Although the modern or post-Christian versions of the situation of crisis become increasingly important during the nineteenth century they never become completely dominant -- at least not in the sense that medieval Christianity and its codes became dominant enough to triumph completely over classical pagan thought, however much of it is subsumed, assimilated, or reinterpreted. In fact, as the interpretation of any single metaphor or situation of crisis will suggest, for the past two centuries we have existed in the face of competing code systems. For example, whereas some literary and artistic interpretations of the destruction of Pompeii present it as an instance of essentially inexplicable catastrophe, others, such as Bulwer-Lytton's novel and Summer Lincoln Fairfax's poem The Last Night of Pompeii (1832), employ it as an instance of God's vengeance upon sinners. Similarly, some paintings and poems employ the shipwreck to communicate the post-Christian sense of existence in a Godless universe while others do so to communicate traditional beliefs about divine punishment of the guilty. As we shall observe in the next chapter, what is particularly interesting about the position of any particular paradigm in this situation of competing codes is that its users can emphasize this radical ambiguity; that is, taking the shipwreck as an initially opaque or uninterpretable event, writers like Coleridge, Tennyson, and Hopkins intentionally employ its capacity to move the reader back and forth between opposing cultural codes and the imaginative universes they create. The most orthodox employment of the journey of life can be transformed into a new metaphor of isolation and helplessness, and, conversely, an image of shipwreck that first appears to present the speaker in a Godless universe can, with equal suddenness, be converted into reassurances of divine presence. As Tennyson puts it, a wandering, helmless bark may turn out to be, after all, an ark of grace and deliverance. For these and many other authors, then, paradigmatic imagery and structure, like the human condition -- it is supposed to help us understand, may first appear in the guise of ambiguous revelations. Matthew Arnold, following Carlyle's "Characteristics," describes modern man as

Wandering between two worlds, one dead,
The other powerless to be born.

["Stanzas from the Grande Chartreuse"]

In fact, the situation of so many men and women of the past two hundred years is better described as having to choose between two fully developed codes and the imaginative worlds they create. Once again, the condition of artist, writer, and audience faced with having to choose between alternative applications (or meanings) of such situations and structures of crisis has much in common with that of the scientist during a period of scientific upheaval. According to Kuhn,

The transition from a paradigm in crisis to a new one from which a new tradition of normal science can emerge is far from a cumulative process, one achieved by articulation or extension of the old paradigm. Rather it is a reconstruction of the field from new fundamentals, a reconstruction that changes some of the field's most elementary theoretical generalizations as well as many of its paradigm methods and applications.... Others who have noted this aspect of scientific advance have emphasized its similarity to a change in visual gestalt: the marks on paper that were first seen as a bird are now seen as an antelope, or vice versa.... Just because it is a transition between incommensurables, the transition between competing paradigms cannot be made a step at a time, forced by logic and neutral experience. Like the gestalt switch, it must occur all at once (though not necessarily in an instant) or not at all.... The transfer of allegiance from paradigm to paradigm is a conversion experience that cannot be forced.[The Structure of Scientific Revolutions (1501): 84-5.]

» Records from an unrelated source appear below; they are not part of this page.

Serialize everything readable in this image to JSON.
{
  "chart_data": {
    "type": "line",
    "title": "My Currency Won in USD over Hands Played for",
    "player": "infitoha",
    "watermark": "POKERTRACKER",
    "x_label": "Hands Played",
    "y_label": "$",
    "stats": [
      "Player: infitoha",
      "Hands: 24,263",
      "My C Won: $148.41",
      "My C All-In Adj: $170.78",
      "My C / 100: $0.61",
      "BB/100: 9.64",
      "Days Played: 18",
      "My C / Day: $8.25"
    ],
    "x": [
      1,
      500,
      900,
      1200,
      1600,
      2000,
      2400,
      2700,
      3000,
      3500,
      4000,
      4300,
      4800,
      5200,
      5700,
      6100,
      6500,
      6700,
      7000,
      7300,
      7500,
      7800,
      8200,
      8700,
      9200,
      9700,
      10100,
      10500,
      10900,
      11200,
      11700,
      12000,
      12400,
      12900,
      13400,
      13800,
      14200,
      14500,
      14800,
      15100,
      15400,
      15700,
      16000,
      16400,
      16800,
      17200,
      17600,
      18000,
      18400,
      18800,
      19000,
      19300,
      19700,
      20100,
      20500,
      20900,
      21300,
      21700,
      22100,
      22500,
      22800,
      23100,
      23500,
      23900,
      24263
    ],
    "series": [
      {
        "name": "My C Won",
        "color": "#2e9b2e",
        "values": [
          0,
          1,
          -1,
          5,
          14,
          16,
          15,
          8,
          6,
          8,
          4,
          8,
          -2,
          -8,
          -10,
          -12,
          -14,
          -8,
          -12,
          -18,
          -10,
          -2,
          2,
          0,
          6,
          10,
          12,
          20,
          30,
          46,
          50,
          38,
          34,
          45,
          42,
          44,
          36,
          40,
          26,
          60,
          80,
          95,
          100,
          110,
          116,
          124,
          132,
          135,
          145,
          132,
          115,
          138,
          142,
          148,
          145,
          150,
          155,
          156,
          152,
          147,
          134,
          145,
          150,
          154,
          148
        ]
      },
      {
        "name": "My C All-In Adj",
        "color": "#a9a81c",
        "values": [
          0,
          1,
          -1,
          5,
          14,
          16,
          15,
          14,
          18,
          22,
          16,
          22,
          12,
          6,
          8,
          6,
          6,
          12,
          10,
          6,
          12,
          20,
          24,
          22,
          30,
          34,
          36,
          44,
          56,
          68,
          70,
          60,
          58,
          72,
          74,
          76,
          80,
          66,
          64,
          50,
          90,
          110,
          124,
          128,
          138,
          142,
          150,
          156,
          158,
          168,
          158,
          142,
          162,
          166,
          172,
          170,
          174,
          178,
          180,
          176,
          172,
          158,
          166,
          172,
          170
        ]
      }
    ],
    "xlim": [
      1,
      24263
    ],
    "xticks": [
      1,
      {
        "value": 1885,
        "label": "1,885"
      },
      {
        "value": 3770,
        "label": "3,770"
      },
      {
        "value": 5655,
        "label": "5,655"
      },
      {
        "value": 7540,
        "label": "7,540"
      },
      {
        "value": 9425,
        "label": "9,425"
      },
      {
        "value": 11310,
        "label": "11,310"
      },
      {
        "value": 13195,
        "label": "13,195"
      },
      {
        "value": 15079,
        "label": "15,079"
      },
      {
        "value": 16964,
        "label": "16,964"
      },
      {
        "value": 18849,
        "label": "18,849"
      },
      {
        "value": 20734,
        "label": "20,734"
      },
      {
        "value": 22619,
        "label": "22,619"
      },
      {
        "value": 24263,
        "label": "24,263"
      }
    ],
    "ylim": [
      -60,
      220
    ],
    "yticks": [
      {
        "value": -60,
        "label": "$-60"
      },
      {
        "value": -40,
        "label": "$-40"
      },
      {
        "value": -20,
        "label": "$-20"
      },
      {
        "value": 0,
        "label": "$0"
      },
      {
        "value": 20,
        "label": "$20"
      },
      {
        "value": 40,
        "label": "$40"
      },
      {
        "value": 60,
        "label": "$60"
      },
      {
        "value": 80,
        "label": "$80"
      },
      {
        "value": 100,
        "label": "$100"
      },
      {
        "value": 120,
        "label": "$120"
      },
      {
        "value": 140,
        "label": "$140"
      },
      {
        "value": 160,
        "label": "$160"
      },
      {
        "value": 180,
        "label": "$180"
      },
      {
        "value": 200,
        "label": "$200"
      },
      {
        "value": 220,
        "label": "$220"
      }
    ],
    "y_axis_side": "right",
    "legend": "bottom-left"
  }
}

Kuhn's description of what takes place during scientific revolutions well describes what occurs during spiritual, religious, or philosophical ones as well. His pointing out that a conversion takes place when a person exchanges paradigms certainly matches what we have observed when people lose or acquire religious faith. Since, however the paradigms (or paradigmatic structures and metaphors) at which we have been looking are also cultural codes, they have the capacity to reproduce the basic experience of conversion. By employing such an essentially problematic situation, the artist and writer can remind us that one assigns values to it only by declaring allegiance to a particular cultural code and conception of the human condition. Prompting the audience thus to assign a value or spiritual interpretation to a problematic situation -- be it a shipwreck, the invasion of Rome, or the destruction of Pompeii also leads its members to undergo something roughly analogous to a religious conversion, the difference between this artistic conversion and a real-life one being that here the audience assigns value upon discovering which paradigm the author has accepted and not the one that they would have chosen.